Comment ces usagers pourraient-ils réduire leurs consommations ?

Des personnes qui consomment de la caféine à haute dose, fument beaucoup ou prennent ponctuellement des somnifères, baissent, voire suppriment, leur consommation en période de vacances. Si leur travail était plus tenable ou si les effectifs leur permettaient de se mettre en arrêt maladie le temps d’aller mieux, elles prendraient beaucoup moins de produits. Notre nouvelle hypothèse de travail est qu’en soignant le travail, en le transformant du côté de la santé, il est possible de transformer les usages.

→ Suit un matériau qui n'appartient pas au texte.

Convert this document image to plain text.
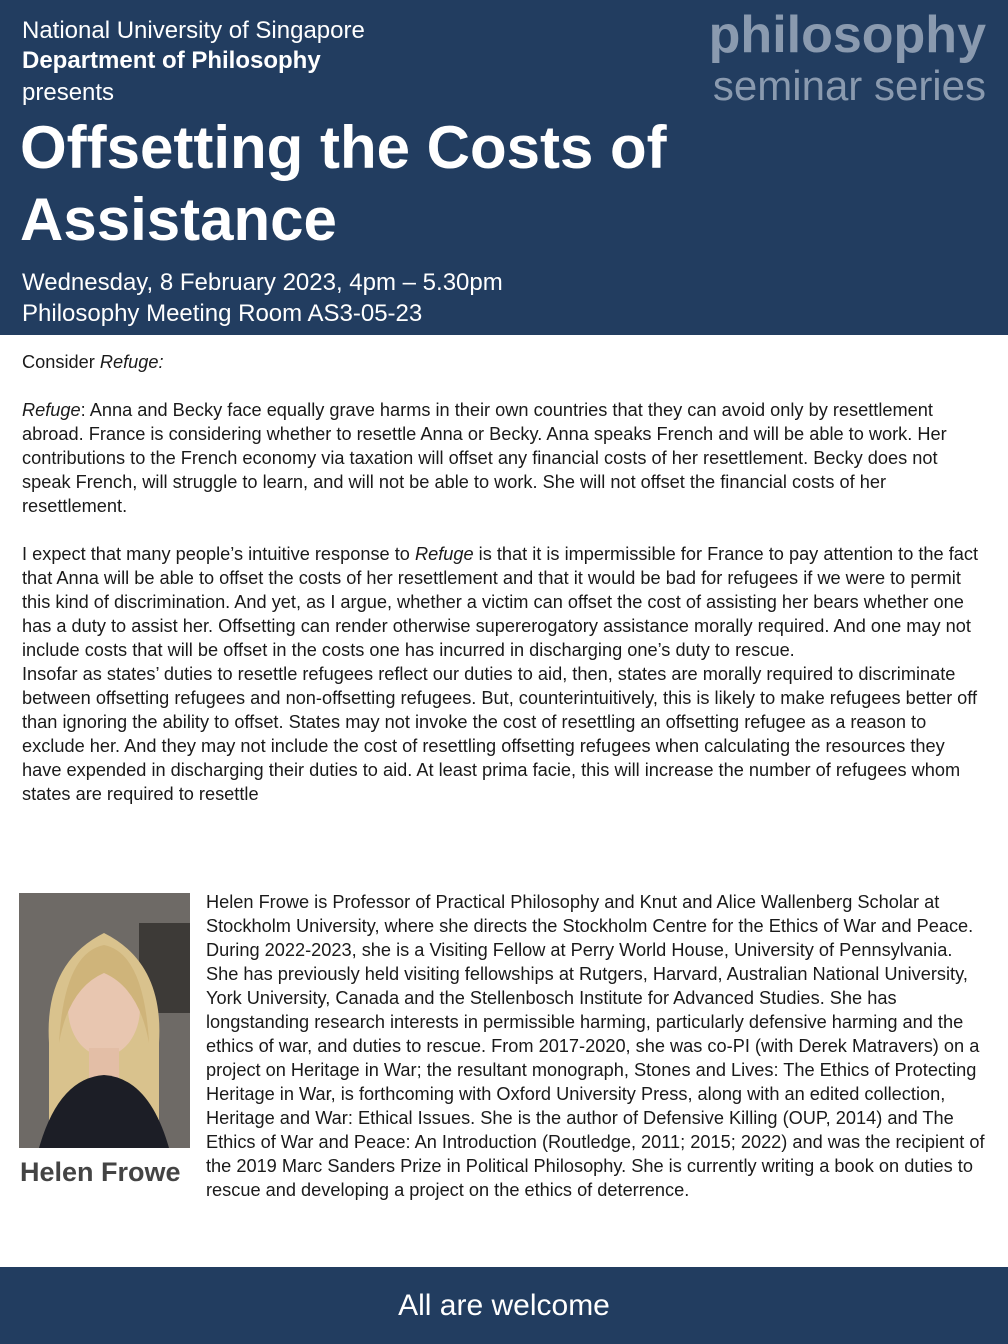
National University of Singapore
Department of Philosophy
presents
philosophy
seminar series
Offsetting the Costs of Assistance
Wednesday, 8 February 2023, 4pm – 5.30pm
Philosophy Meeting Room AS3-05-23

Consider Refuge:

Refuge: Anna and Becky face equally grave harms in their own countries that they can avoid only by resettlement abroad. France is considering whether to resettle Anna or Becky. Anna speaks French and will be able to work. Her contributions to the French economy via taxation will offset any financial costs of her resettlement. Becky does not speak French, will struggle to learn, and will not be able to work. She will not offset the financial costs of her resettlement.

I expect that many people’s intuitive response to Refuge is that it is impermissible for France to pay attention to the fact that Anna will be able to offset the costs of her resettlement and that it would be bad for refugees if we were to permit this kind of discrimination. And yet, as I argue, whether a victim can offset the cost of assisting her bears whether one has a duty to assist her. Offsetting can render otherwise supererogatory assistance morally required. And one may not include costs that will be offset in the costs one has incurred in discharging one’s duty to rescue.

Insofar as states’ duties to resettle refugees reflect our duties to aid, then, states are morally required to discriminate between offsetting refugees and non-offsetting refugees. But, counterintuitively, this is likely to make refugees better off than ignoring the ability to offset. States may not invoke the cost of resettling an offsetting refugee as a reason to exclude her. And they may not include the cost of resettling offsetting refugees when calculating the resources they have expended in discharging their duties to aid. At least prima facie, this will increase the number of refugees whom states are required to resettle

Helen Frowe
Helen Frowe is Professor of Practical Philosophy and Knut and Alice Wallenberg Scholar at Stockholm University, where she directs the Stockholm Centre for the Ethics of War and Peace. During 2022-2023, she is a Visiting Fellow at Perry World House, University of Pennsylvania. She has previously held visiting fellowships at Rutgers, Harvard, Australian National University, York University, Canada and the Stellenbosch Institute for Advanced Studies. She has longstanding research interests in permissible harming, particularly defensive harming and the ethics of war, and duties to rescue. From 2017-2020, she was co-PI (with Derek Matravers) on a project on Heritage in War; the resultant monograph, Stones and Lives: The Ethics of Protecting Heritage in War, is forthcoming with Oxford University Press, along with an edited collection, Heritage and War: Ethical Issues. She is the author of Defensive Killing (OUP, 2014) and The Ethics of War and Peace: An Introduction (Routledge, 2011; 2015; 2022) and was the recipient of the 2019 Marc Sanders Prize in Political Philosophy. She is currently writing a book on duties to rescue and developing a project on the ethics of deterrence.
All are welcome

Que faire en termes de prévention ?

Il faut alerter les entreprises où on pense que « tout va bien » : peu d’absentéisme ou de turnover, pas d’accident, peut signifier que les salariés s’appuient sur des prothèses chimiques pour « tenir ». Si les produits servent à masquer un mal physique ou moral, l’individu continue à prendre des risques, et son équilibre ainsi construit peut un jour rompre. Les responsables de la santé au travail doivent parler plus librement de ces questions-là et éviter le discours moralisateur. La question « comment faites-vous pour faire votre travail ? » est déterminante. C’est un dialogue que les médecins du travail, les infirmiers, les psychologues et les assistantes sociales d’entreprise peuvent engager en commun.

Notes

(1) Mission interministérielle de lutte contre la drogue et la toxicomanie, devenue en mars la Mission interministérielle de lutte contre les drogues et les conduites addictives (Mildeca).